We are required by Articles in the General Data Protection Regulations to provide you with the information in the following 9 subsections.

  1. Controller contact details: Dykes Hall Medical Centre
  2. Data Protection Officer contact details: Dr EJ Callingham, GP Partner
  3. Purpose of the processing: Direct Care is care delivered to the individual alone, most of which is provided in the surgery. After a patient agrees to a referral for direct care elsewhere, such as a referral to a specialist in a hospital, necessary and relevant information about the patient, their circumstances and their problem will need to be shared with the other healthcare workers, such as specialist, therapists, technicians etc. The information that is shared is to enable the other healthcare workers to provide the most appropriate advice, investigations, treatments, therapies and or care.
  4. Lawful basis for processing: The processing of personal data in the delivery of direct care and for providers’ administrative purposes in this surgery and in support of direct care elsewhere is supported under the following Article 6 and 9 conditions of the GDPR:
    Article 6(1)(e) ‘…necessary for the performance of a task carried out in the public interest or in the exercise of official authority…’.
    Article 9(2)(h) ‘necessary for the purposes of preventative or occupational medicine for the assessment of the working capacity of the employee, medical diagnosis, the provision of health or social care or treatment or the management of health or social care systems and services...”
    We will also recognise your rights established under UK case law collectively known as the “Common Law Duty of Confidentiality”*
  5. Recipient or categories of recipients of the processed data: The data will be shared with Health and care professionals and support staff in this surgery and at hospitals, diagnostic and treatment centres who contribute to your personal care.
  6. Rights to object: You have the right to object to some or all the information being processed under Article 21. Please contact the Data Controller Caroline Million caroline.million@nhs.net or the practice. You should be aware that this is a right to raise an objection that is not the same as having an absolute right to have your wishes granted in every circumstance.
  7. Rights to access and correct: You have the right to access the data that is being shared and have any inaccuracies corrected. There is no right to have accurate medical records deleted except when ordered by a court of Law.
  8. Retention period: The data will be retained in line with the law and national guidance. 
  9. Right to complain
    You have the right to complain to the Information Commissioner's Office.

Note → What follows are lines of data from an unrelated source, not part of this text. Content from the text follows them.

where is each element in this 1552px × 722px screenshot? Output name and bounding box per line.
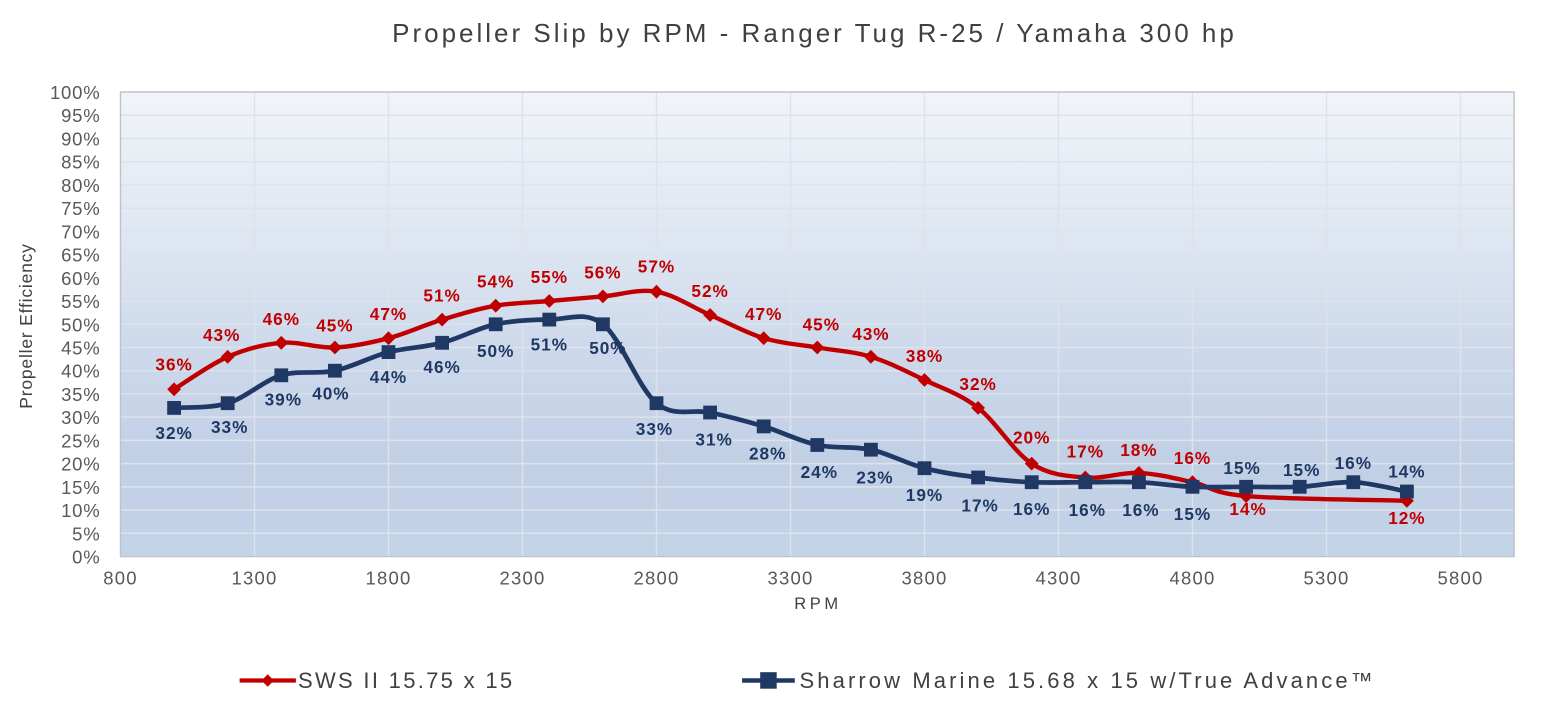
- svg-text:32%: 32%: [155, 423, 192, 443]
- svg-text:35%: 35%: [61, 384, 100, 405]
- svg-text:3800: 3800: [902, 568, 948, 589]
- svg-text:33%: 33%: [211, 417, 248, 437]
- svg-text:43%: 43%: [852, 324, 889, 344]
- svg-text:18%: 18%: [1120, 440, 1157, 460]
- svg-text:800: 800: [103, 568, 137, 589]
- svg-text:52%: 52%: [691, 281, 728, 301]
- svg-text:19%: 19%: [906, 485, 943, 505]
- svg-text:51%: 51%: [423, 286, 460, 306]
- svg-text:16%: 16%: [1069, 500, 1106, 520]
- svg-text:28%: 28%: [749, 443, 786, 463]
- svg-text:2800: 2800: [634, 568, 680, 589]
- svg-text:38%: 38%: [906, 346, 943, 366]
- svg-text:43%: 43%: [203, 325, 240, 345]
- svg-text:Sharrow Marine 15.68 x 15 w/Tr: Sharrow Marine 15.68 x 15 w/True Advance…: [800, 668, 1376, 693]
- svg-text:3300: 3300: [768, 568, 814, 589]
- svg-text:95%: 95%: [61, 105, 100, 126]
- svg-text:17%: 17%: [1067, 442, 1104, 462]
- svg-text:45%: 45%: [803, 315, 840, 335]
- svg-text:5300: 5300: [1304, 568, 1350, 589]
- svg-text:32%: 32%: [959, 374, 996, 394]
- svg-text:47%: 47%: [370, 304, 407, 324]
- svg-text:20%: 20%: [1013, 428, 1050, 448]
- svg-text:65%: 65%: [61, 245, 100, 266]
- svg-text:16%: 16%: [1013, 499, 1050, 519]
- svg-text:57%: 57%: [638, 257, 675, 277]
- svg-text:15%: 15%: [1223, 458, 1260, 478]
- svg-text:46%: 46%: [423, 357, 460, 377]
- svg-text:46%: 46%: [263, 309, 300, 329]
- svg-text:40%: 40%: [61, 361, 100, 382]
- svg-text:36%: 36%: [155, 354, 192, 374]
- svg-text:51%: 51%: [531, 335, 568, 355]
- svg-text:30%: 30%: [61, 407, 100, 428]
- svg-text:16%: 16%: [1335, 453, 1372, 473]
- svg-text:44%: 44%: [370, 367, 407, 387]
- svg-text:85%: 85%: [61, 152, 100, 173]
- svg-text:40%: 40%: [312, 384, 349, 404]
- svg-text:55%: 55%: [531, 267, 568, 287]
- svg-text:10%: 10%: [61, 500, 100, 521]
- svg-text:15%: 15%: [1283, 460, 1320, 480]
- svg-text:75%: 75%: [61, 198, 100, 219]
- svg-text:33%: 33%: [636, 419, 673, 439]
- svg-text:4800: 4800: [1170, 568, 1216, 589]
- svg-text:15%: 15%: [1174, 504, 1211, 524]
- svg-text:54%: 54%: [477, 272, 514, 292]
- svg-text:55%: 55%: [61, 291, 100, 312]
- svg-text:80%: 80%: [61, 175, 100, 196]
- svg-text:4300: 4300: [1036, 568, 1082, 589]
- svg-text:16%: 16%: [1174, 448, 1211, 468]
- svg-text:60%: 60%: [61, 268, 100, 289]
- svg-text:31%: 31%: [695, 430, 732, 450]
- svg-text:SWS II 15.75 x 15: SWS II 15.75 x 15: [298, 668, 514, 693]
- svg-text:16%: 16%: [1122, 500, 1159, 520]
- svg-text:50%: 50%: [477, 341, 514, 361]
- svg-text:14%: 14%: [1388, 462, 1425, 482]
- svg-text:100%: 100%: [50, 82, 101, 103]
- svg-text:15%: 15%: [61, 477, 100, 498]
- svg-text:17%: 17%: [961, 496, 998, 516]
- svg-text:1300: 1300: [232, 568, 278, 589]
- svg-text:5800: 5800: [1438, 568, 1484, 589]
- svg-text:2300: 2300: [500, 568, 546, 589]
- svg-text:20%: 20%: [61, 454, 100, 475]
- svg-text:0%: 0%: [72, 547, 100, 568]
- svg-text:45%: 45%: [316, 316, 353, 336]
- svg-text:1800: 1800: [366, 568, 412, 589]
- svg-text:50%: 50%: [589, 338, 626, 358]
- svg-text:70%: 70%: [61, 221, 100, 242]
- svg-text:23%: 23%: [856, 468, 893, 488]
- svg-text:39%: 39%: [265, 389, 302, 409]
- svg-text:24%: 24%: [801, 462, 838, 482]
- svg-text:12%: 12%: [1388, 508, 1425, 528]
- svg-text:5%: 5%: [72, 523, 100, 544]
- svg-text:Propeller Slip by RPM - Ranger: Propeller Slip by RPM - Ranger Tug R-25 …: [392, 18, 1237, 48]
- svg-text:25%: 25%: [61, 430, 100, 451]
- svg-text:Propeller Efficiency: Propeller Efficiency: [16, 243, 36, 408]
- svg-text:90%: 90%: [61, 128, 100, 149]
- svg-text:14%: 14%: [1229, 499, 1266, 519]
- svg-text:RPM: RPM: [794, 595, 841, 613]
- svg-text:56%: 56%: [584, 262, 621, 282]
- svg-text:45%: 45%: [61, 338, 100, 359]
- svg-text:47%: 47%: [745, 304, 782, 324]
- svg-text:50%: 50%: [61, 314, 100, 335]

The general position is that if information is given in circumstances where it is expected that a duty of confidence applies, that information cannot normally be disclosed without the information provider's consent.

In practice, this means that all patient information, whether held on paper, computer, visually or audio recorded, or held in the memory of the professional, must not normally be disclosed without the consent of the patient. It is irrelevant how old the patient is or what the state of their mental health is; the duty still applies.

Three circumstances making disclosure of confidential information lawful are:

  • Where the individual to whom the information relates has consented.
  • Where disclosure is in the public interest.
  • Where there is a legal duty to do so, for example a court order.